A CachedRowSet object is a disconnected rowset, which means that it makes use of a connection to its data source only briefly. It connects to its data source while it is reading data to populate itself with rows and again while it is propagating changes back to its underlying data source.
Because a CachedRowSet object stores data in memory, the amount of data that it can contain at any one time is determined by the amount of memory available. To get around this limitation, a CachedRowSet object can retrieve data from a ResultSet object in chunks of data, called pages. To take advantage of this mechanism, an application sets the number of rows to be included in a page using the method setPageSize. In other words, if the page size is set to five, a chunk of five rows of data will be fetched from the data source at one time. An application can also optionally set the maximum number of rows that may be fetched at one time. If the maximum number of rows is set to zero, or no maximum number of rows is set, there is no limit to the number of rows that may be fetched at a time.

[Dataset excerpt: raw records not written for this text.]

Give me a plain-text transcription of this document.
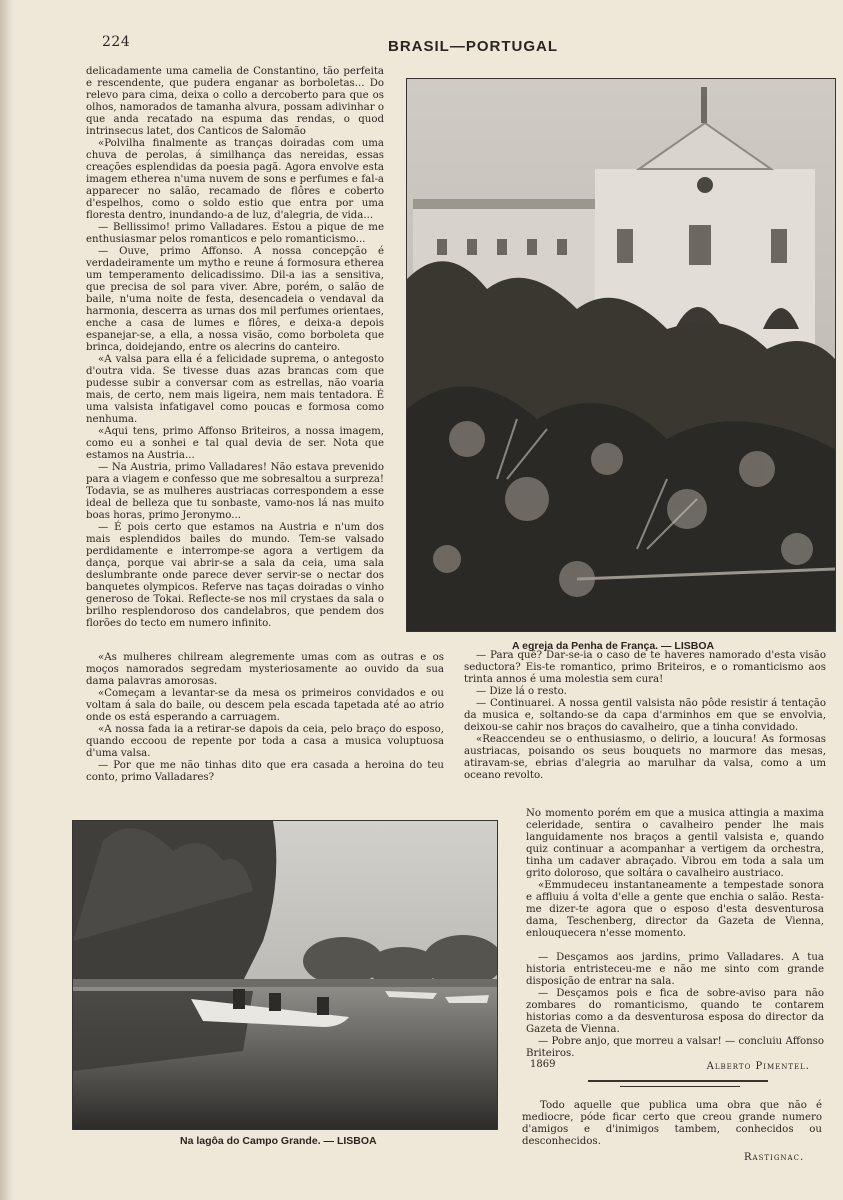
224	BRASIL—PORTUGAL

delicadamente uma camelia de Constantino, tão perfeita e rescendente, que pudera enganar as borboletas... Do relevo para cima, deixa o collo a dercoberto para que os olhos, namorados de tamanha alvura, possam adivinhar o que anda recatado na espuma das rendas, o quod intrinsecus latet, dos Canticos de Salomão

«Polvilha finalmente as tranças doiradas com uma chuva de perolas, á similhança das nereidas, essas creações esplendidas da poesia pagã. Agora envolve esta imagem etherea n'uma nuvem de sons e perfumes e fal-a apparecer no salão, recamado de flôres e coberto d'espelhos, como o soldo estio que entra por uma floresta dentro, inundando-a de luz, d'alegria, de vida...

— Bellissimo! primo Valladares. Estou a pique de me enthusiasmar pelos romanticos e pelo romanticismo...

— Ouve, primo Affonso. A nossa concepção é verdadeiramente um mytho e reune á formosura etherea um temperamento delicadissimo. Dil-a ias a sensitiva, que precisa de sol para viver. Abre, porém, o salão de baile, n'uma noite de festa, desencadeia o vendaval da harmonia, descerra as urnas dos mil perfumes orientaes, enche a casa de lumes e flôres, e deixa-a depois espanejar-se, a ella, a nossa visão, como borboleta que brinca, doidejando, entre os alecrins do canteiro.

«A valsa para ella é a felicidade suprema, o antegosto d'outra vida. Se tivesse duas azas brancas com que pudesse subir a conversar com as estrellas, não voaria mais, de certo, nem mais ligeira, nem mais tentadora. É uma valsista infatigavel como poucas e formosa como nenhuma.

«Aqui tens, primo Affonso Briteiros, a nossa imagem, como eu a sonhei e tal qual devia de ser. Nota que estamos na Austria...

— Na Austria, primo Valladares! Não estava prevenido para a viagem e confesso que me sobresaltou a surpreza! Todavia, se as mulheres austriacas correspondem a esse ideal de belleza que tu sonbaste, vamo-nos lá nas muito boas horas, primo Jeronymo...

— É pois certo que estamos na Austria e n'um dos mais esplendidos bailes do mundo. Tem-se valsado perdidamente e interrompe-se agora a vertigem da dança, porque vai abrir-se a sala da ceia, uma sala deslumbrante onde parece dever servir-se o nectar dos banquetes olympicos. Referve nas taças doiradas o vinho generoso de Tokai. Reflecte-se nos mil crystaes da sala o brilho resplendoroso dos candelabros, que pendem dos florões do tecto em numero infinito.

«As mulheres chilream alegremente umas com as outras e os moços namorados segredam mysteriosamente ao ouvido da sua dama palavras amorosas.

«Começam a levantar-se da mesa os primeiros convidados e ou voltam á sala do baile, ou descem pela escada tapetada até ao atrio onde os está esperando a carruagem.

«A nossa fada ia a retirar-se dapois da ceia, pelo braço do esposo, quando eccoou de repente por toda a casa a musica voluptuosa d'uma valsa.

— Por que me não tinhas dito que era casada a heroina do teu conto, primo Valladares?

A egreja da Penha de França. — LISBOA

— Para quê? Dar-se-ia o caso de te haveres namorado d'esta visão seductora? Eis-te romantico, primo Briteiros, e o romanticismo aos trinta annos é uma molestia sem cura!

— Dize lá o resto.

— Continuarei. A nossa gentil valsista não pôde resistir á tentação da musica e, soltando-se da capa d'arminhos em que se envolvia, deixou-se cahir nos braços do cavalheiro, que a tinha convidado.

«Reaccendeu se o enthusiasmo, o delirio, a loucura! As formosas austriacas, poisando os seus bouquets no marmore das mesas, atiravam-se, ebrias d'alegria ao marulhar da valsa, como a um oceano revolto.

No momento porém em que a musica attingia a maxima celeridade, sentira o cavalheiro pender lhe mais languidamente nos braços a gentil valsista e, quando quiz continuar a acompanhar a vertigem da orchestra, tinha um cadaver abraçado. Vibrou em toda a sala um grito doloroso, que soltára o cavalheiro austriaco.

«Emmudeceu instantaneamente a tempestade sonora e affluiu á volta d'elle a gente que enchia o salão. Resta-me dizer-te agora que o esposo d'esta desventurosa dama, Teschenberg, director da Gazeta de Vienna, enlouquecera n'esse momento.

— Desçamos aos jardins, primo Valladares. A tua historia entristeceu-me e não me sinto com grande disposição de entrar na sala.

— Desçamos pois e fica de sobre-aviso para não zombares do romanticismo, quando te contarem historias como a da desventurosa esposa do director da Gazeta de Vienna.

— Pobre anjo, que morreu a valsar! — concluiu Affonso Briteiros.

1869	Alberto Pimentel.

Todo aquelle que publica uma obra que não é mediocre, póde ficar certo que creou grande numero d'amigos e d'inimigos tambem, conhecidos ou desconhecidos.

Rastignac.
Na lagôa do Campo Grande. — LISBOA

After properties have been set, the CachedRowSet object must be populated with data using either the method populate or the method execute. The following lines of code demonstrate using the method populate. Note that this version of the method takes two parameters, a ResultSet handle and the row in the ResultSet object from which to start retrieving rows.
CachedRowSet crs = new CachedRowSetImpl();
crs.setMaxRows(20);
crs.setPageSize(4);
crs.populate(rsHandle, 10);
When this code runs, crs will be populated with four rows from rsHandle starting with the tenth row.
On the similar path, you could build upon a strategy to paginate your data on the JSP and so on and so forth.